In a series of charts, he showed how the Euribor three-month rate had, since the 1999 introduction of the euro as a currency, almost without exception been mirrored by the effective European overnight rate based on actual transactions. The spread, or difference between this Eonia rate and the Euribor rate had consistently been 6.3 basis points, or 0.063%. But with the crisis it suddenly jumped to 40 basis points, or 0.4%. For a trader, that’s a huge and obvious change. As Borgy explained in his 2007 presentation, the Eonia rate is drawn from the same 47 banks who are involved in the Euribor fixing; the difference is that Eonia reflects real transactions by the banks, while Euribor simply reflects what the banks say they will do.
In other words, watch what they do, not what they say.
One obvious explanation for this huge discrepancy was that, in the market turmoil post Lehman, banks had a huge interest in playing down their own difficulties in the interbank lending market, to avoid scaring their counterparties, shareholders and regulators. That appears to have been what happened in the Barclays case, where Diamond’s colleagues interpreted questions from the Bank of England about the bank’s high submissions in the Libor process as a tacit go-ahead to artificially reduce those submitted rates.

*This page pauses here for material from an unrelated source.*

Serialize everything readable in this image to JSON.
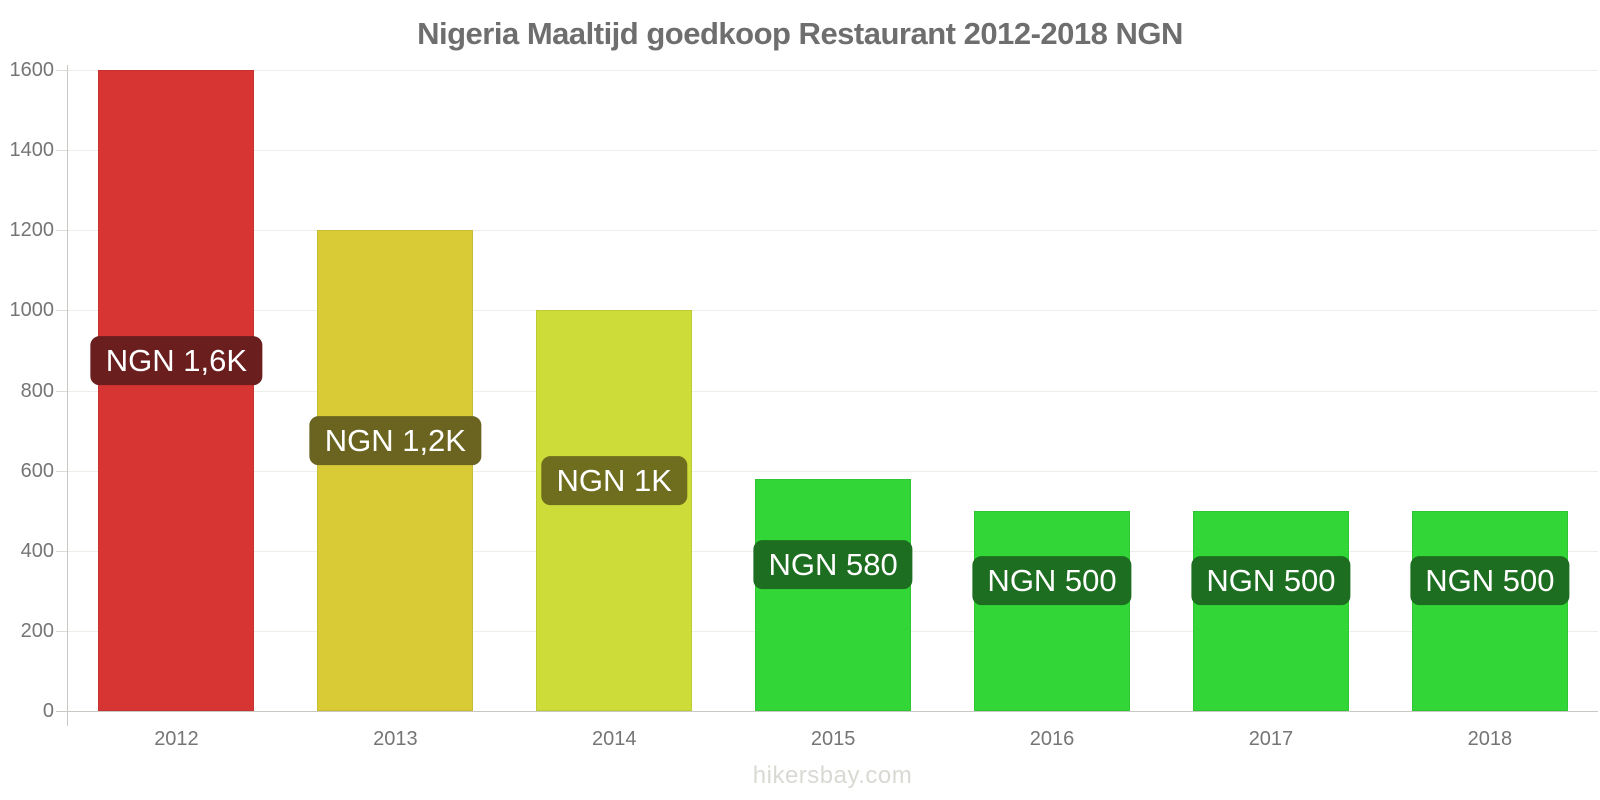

Borgy’s presentation attracted the interest of the French financial authorities, and he ended up writing a short article about his observations for the French Treasury Agency’s monthly newsletter. It was published in November 2007.
If the highest French authorities were aware of the discrepancies, chances are that other authorities were too. On Tuesday, the New York Fed acknowledged that in late 2007 it had received “occasional anecdotal reports from Barclays of problems with Libor,” and that in spring 2008, it had inquired further as to how Libor submissions were being conducted. The Fed said in a statement that it had shared its analysis and suggestions for reform of Libor with British authorities.